At any time, you can update and edit your Patreon page. Under the Advanced option, you have additions you can make to your page to offer your backers even more. Once you click the Launch button, your page is live and you are ready to go!
Now you can put a link or button on your website guiding your audience to your Patreon page, announce it on your show, or any other way to let people know how they can help you. Once a month, it automatically withdraws money from their account and deposits it in yours.
Some podcasters offer merchandise for sale as a way to support their show financially — T-shirts, hats, mugs, autographed pictures, you name it. If it’s sellable, chances are good that some podcaster out there is selling it.
If you’re contemplating selling merchandise via your podcast, you fall into one of two groups:
You have merchandise to sell. Musicians, authors, artists, and craftspeople fall into this category. For these podcasters, offering CDs, books, prints, or other items to the listening audience can bring in significant revenue. (Down the road, there’s no reason why it shouldn’t be possible to make a living via podcasting.)
Once again, PayPal (
www.paypal.com) can be very helpful in taking away the technical hurdles for selling items online and integrating them into your podcast and website. If you can master the process for setting up online donations, you aren’t far from having PayPal work as your entire online shopping cart.
You need merchandise to sell. If you need stuff to sell, CafePress (
http://www.cafepress.com) is more than happy to step in and offer its assistance. Remember the T-shirts and other stuff mentioned earlier? You can go to the trouble of making those yourself, carrying an inventory, and shipping the orders out as they trickle in — or you can let CafePress take care of all that for you.

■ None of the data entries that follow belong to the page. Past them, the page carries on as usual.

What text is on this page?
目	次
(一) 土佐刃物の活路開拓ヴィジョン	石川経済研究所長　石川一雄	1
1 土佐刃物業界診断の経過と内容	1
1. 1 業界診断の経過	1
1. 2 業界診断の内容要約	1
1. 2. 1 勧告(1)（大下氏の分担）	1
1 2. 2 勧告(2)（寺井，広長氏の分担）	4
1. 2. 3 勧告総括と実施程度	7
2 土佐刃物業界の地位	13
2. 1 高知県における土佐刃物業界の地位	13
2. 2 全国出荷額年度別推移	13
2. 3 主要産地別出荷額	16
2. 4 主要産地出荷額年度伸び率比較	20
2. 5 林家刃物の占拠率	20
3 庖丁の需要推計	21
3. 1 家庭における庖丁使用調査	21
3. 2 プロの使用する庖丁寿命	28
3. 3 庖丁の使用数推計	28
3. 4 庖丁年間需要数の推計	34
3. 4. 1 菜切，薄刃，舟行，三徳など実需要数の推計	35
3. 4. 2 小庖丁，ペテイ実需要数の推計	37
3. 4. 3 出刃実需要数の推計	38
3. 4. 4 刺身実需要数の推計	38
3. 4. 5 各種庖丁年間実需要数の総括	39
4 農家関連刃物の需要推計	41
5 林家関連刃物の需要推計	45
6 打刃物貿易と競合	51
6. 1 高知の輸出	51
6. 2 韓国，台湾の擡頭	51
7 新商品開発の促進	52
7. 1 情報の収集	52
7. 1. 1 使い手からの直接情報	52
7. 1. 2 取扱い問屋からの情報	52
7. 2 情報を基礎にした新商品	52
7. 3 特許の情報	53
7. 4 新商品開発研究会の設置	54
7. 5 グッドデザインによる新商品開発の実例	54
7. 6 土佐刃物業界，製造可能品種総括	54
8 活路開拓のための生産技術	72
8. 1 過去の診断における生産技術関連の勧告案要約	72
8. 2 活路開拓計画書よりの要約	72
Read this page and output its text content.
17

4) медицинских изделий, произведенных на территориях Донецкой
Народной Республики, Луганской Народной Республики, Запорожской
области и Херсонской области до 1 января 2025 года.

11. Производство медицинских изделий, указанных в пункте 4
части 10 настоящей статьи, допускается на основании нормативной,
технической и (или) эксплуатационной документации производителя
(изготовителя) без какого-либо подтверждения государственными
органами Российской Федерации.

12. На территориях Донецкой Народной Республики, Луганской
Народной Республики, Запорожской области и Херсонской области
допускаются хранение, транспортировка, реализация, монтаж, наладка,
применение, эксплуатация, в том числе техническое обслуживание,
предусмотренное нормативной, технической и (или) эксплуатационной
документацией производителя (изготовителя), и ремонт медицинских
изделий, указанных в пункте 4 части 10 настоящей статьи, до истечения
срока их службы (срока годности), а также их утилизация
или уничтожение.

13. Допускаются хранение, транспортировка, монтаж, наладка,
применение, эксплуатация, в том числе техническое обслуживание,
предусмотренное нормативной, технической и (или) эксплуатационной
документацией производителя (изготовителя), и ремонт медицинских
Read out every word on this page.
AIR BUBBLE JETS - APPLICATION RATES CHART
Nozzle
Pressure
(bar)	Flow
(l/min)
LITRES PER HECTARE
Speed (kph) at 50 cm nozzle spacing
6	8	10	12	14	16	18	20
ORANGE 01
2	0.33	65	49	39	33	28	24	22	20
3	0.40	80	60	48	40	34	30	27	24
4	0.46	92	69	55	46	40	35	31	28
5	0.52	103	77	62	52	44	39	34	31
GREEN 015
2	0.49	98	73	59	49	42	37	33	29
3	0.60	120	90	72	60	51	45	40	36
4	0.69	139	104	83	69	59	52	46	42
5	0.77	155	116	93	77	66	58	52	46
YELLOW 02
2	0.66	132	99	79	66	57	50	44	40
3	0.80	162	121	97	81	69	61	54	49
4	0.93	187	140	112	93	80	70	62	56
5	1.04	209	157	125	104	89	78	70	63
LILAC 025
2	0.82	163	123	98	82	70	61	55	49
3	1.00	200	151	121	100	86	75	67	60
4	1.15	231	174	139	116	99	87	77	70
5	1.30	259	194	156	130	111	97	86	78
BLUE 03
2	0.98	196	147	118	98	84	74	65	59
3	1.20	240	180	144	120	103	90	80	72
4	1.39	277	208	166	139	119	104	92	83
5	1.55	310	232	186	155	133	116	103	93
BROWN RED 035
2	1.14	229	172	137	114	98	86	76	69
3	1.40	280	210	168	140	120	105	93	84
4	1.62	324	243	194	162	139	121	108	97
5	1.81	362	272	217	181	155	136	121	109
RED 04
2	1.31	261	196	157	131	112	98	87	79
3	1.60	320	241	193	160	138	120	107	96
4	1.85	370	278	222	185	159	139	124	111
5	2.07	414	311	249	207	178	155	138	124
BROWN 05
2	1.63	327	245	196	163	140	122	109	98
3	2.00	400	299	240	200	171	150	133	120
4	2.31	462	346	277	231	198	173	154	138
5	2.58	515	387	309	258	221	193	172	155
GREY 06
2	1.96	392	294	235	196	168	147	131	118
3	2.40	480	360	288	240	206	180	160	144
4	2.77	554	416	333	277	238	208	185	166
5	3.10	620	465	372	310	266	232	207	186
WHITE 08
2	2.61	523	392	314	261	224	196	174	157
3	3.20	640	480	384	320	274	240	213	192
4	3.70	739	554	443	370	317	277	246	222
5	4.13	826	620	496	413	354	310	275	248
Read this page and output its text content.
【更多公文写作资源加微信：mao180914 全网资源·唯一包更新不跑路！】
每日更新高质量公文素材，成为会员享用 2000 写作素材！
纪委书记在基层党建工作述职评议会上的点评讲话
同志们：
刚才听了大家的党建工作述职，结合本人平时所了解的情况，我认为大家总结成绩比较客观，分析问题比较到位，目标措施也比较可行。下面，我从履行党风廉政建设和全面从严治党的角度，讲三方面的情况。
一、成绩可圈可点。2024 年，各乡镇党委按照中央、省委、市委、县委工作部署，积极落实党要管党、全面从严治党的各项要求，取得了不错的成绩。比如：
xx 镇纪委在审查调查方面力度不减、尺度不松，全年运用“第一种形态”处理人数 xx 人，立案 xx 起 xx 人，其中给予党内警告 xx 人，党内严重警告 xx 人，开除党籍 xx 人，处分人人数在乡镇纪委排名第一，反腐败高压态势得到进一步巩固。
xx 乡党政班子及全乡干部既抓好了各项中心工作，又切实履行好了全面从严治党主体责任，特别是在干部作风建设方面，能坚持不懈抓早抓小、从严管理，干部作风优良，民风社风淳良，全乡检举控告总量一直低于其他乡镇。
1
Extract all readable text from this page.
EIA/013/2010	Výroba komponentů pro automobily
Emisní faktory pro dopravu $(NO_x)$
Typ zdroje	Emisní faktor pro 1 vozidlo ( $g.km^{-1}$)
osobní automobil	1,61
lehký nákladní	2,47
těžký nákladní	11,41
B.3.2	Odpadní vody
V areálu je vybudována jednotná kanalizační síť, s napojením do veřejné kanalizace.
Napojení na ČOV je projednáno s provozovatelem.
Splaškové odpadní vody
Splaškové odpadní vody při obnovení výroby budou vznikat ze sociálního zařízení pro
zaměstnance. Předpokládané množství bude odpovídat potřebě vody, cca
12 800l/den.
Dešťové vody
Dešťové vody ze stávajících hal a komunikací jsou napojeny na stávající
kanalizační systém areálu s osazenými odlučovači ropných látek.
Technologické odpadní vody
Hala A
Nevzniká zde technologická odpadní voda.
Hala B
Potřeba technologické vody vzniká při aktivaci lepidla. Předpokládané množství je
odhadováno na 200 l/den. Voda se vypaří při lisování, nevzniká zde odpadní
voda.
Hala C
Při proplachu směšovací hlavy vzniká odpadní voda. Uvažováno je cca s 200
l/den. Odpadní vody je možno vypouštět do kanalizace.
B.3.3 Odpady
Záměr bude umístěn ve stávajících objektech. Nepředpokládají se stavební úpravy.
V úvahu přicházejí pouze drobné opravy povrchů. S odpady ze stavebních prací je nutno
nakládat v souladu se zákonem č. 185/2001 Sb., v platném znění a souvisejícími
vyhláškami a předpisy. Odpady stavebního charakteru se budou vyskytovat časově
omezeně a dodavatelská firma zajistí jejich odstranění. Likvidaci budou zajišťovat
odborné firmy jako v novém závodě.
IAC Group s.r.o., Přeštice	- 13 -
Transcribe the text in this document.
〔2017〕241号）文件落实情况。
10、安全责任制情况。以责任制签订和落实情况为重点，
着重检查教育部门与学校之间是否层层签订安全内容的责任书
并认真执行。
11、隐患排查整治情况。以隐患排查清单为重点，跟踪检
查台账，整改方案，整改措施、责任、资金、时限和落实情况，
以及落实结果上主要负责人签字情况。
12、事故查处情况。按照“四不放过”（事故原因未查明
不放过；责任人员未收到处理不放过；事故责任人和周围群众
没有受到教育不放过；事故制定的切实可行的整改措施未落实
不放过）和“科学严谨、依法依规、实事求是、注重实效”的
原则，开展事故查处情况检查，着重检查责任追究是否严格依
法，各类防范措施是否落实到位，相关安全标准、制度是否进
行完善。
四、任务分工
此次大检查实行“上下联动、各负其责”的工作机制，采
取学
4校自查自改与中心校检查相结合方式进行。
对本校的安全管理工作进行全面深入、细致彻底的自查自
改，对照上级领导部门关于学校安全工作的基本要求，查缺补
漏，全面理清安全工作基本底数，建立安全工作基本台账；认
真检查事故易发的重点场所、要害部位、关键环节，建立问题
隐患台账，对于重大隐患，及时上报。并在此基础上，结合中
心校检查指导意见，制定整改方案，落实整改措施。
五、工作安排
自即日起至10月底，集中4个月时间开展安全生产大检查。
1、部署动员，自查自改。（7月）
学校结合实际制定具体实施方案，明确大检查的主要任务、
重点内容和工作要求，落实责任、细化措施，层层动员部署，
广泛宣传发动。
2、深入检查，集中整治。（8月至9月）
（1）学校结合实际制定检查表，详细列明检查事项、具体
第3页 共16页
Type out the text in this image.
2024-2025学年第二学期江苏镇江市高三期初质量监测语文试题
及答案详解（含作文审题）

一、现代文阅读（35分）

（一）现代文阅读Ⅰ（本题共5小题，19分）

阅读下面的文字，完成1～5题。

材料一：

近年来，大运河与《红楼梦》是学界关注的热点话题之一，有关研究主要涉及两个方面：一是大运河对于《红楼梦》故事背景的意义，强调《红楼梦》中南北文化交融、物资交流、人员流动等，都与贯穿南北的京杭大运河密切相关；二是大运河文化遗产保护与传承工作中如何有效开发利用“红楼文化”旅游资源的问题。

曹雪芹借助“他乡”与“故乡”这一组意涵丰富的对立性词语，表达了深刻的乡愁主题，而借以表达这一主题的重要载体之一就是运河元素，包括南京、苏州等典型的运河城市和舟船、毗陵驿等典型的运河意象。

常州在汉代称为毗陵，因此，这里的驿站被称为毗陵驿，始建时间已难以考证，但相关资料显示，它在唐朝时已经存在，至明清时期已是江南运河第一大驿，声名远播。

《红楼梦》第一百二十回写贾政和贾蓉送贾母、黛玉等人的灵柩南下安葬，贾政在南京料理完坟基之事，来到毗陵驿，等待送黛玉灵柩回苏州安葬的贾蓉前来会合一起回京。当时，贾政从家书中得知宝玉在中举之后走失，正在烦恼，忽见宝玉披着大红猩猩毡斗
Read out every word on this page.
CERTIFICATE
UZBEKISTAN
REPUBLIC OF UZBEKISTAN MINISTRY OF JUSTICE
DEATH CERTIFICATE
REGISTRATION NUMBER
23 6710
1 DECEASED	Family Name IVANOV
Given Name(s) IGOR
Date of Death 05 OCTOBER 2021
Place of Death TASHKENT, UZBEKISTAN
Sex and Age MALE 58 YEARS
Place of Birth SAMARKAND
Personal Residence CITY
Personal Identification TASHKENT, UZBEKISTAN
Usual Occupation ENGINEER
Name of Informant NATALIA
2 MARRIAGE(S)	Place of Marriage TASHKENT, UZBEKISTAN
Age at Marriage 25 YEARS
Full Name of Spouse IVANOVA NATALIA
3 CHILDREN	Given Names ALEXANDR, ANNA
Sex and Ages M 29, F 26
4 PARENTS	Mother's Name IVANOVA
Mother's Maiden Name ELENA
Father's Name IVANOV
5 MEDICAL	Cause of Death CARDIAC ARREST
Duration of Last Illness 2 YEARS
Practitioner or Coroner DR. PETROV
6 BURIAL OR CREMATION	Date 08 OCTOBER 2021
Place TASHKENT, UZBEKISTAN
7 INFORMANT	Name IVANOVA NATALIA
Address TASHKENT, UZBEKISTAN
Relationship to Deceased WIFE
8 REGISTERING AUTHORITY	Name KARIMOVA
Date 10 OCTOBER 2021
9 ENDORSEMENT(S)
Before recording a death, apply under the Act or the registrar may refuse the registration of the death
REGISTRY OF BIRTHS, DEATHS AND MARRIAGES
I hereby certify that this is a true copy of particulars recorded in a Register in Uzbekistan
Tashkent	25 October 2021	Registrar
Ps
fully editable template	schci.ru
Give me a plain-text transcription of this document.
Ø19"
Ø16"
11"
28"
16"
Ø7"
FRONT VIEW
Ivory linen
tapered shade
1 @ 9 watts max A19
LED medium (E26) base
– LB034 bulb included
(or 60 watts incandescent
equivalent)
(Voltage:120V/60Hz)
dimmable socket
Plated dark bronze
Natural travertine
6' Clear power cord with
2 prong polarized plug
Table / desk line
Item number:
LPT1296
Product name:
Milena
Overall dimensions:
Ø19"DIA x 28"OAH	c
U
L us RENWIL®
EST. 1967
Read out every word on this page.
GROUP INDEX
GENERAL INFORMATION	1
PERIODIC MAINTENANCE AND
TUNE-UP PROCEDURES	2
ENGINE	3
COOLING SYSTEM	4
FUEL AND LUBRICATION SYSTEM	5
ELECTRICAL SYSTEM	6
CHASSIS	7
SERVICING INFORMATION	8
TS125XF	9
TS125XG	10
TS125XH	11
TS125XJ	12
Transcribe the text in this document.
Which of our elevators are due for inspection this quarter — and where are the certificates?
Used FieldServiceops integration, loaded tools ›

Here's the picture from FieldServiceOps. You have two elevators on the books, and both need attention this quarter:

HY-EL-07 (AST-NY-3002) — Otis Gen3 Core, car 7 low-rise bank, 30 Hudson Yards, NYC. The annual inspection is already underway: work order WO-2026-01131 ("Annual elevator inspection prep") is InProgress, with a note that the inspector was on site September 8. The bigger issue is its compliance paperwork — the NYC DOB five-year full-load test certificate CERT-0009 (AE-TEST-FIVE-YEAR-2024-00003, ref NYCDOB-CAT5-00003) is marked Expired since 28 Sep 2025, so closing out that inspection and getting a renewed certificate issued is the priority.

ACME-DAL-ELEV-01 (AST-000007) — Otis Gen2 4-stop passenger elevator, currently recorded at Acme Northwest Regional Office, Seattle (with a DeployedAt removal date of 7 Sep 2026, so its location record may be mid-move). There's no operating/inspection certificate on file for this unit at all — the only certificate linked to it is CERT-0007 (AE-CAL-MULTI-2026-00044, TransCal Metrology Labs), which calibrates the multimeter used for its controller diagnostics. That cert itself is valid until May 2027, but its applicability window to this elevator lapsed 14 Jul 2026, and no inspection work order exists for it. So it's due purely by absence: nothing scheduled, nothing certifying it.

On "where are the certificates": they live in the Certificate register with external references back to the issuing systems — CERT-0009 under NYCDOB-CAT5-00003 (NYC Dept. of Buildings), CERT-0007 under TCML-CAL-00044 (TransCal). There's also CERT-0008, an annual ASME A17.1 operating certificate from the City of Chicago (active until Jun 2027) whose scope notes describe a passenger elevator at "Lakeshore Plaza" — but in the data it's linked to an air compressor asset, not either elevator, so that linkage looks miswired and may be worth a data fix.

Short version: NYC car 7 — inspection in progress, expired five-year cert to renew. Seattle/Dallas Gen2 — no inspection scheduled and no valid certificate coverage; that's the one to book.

Setting up a CafePress storefront is a breeze, though it’s a highly configurable task, and how you set it up depends on what you want to sell. A basic shop is free to set up and to use. Your listeners buy the T-shirts and coffee mugs (or whatever), with your logo or design on them from the CafePress store, and CafePress pays you a commission. It’s very simple and requires only some quick setup information from you to get started. It takes about five minutes to set this up; CafePress takes care of the rest.
Is it possible to make money at podcasting? Sure, it’s possible. You can find plenty of realistic success stories where people are turning their passion into a day job. It could be the podcast itself, suddenly becoming a runaway hit. It could be hosting a workshop or a class where you teach students how to podcast. It could be an opportunity where you produce podcasts for an organization, or a group of organizations. It could be getting together with someone you’ve known for years — a friend from the circles in which you podcast — and writing a book on how to podcast. There are a lot of pod-sibilities (oh, come on, your authors are both dads!) with this platform we are introducing you to, and there are plenty of options ahead. You can consider one offered in this chapter or a combination of them, all working to turn what you love into a day job.
So long as you remember the paycheck is not the sole reason you fire up the mics. Without the heart, the voice doesn’t happen. But when it does, the paycheck is a nice perk at the end of an episode.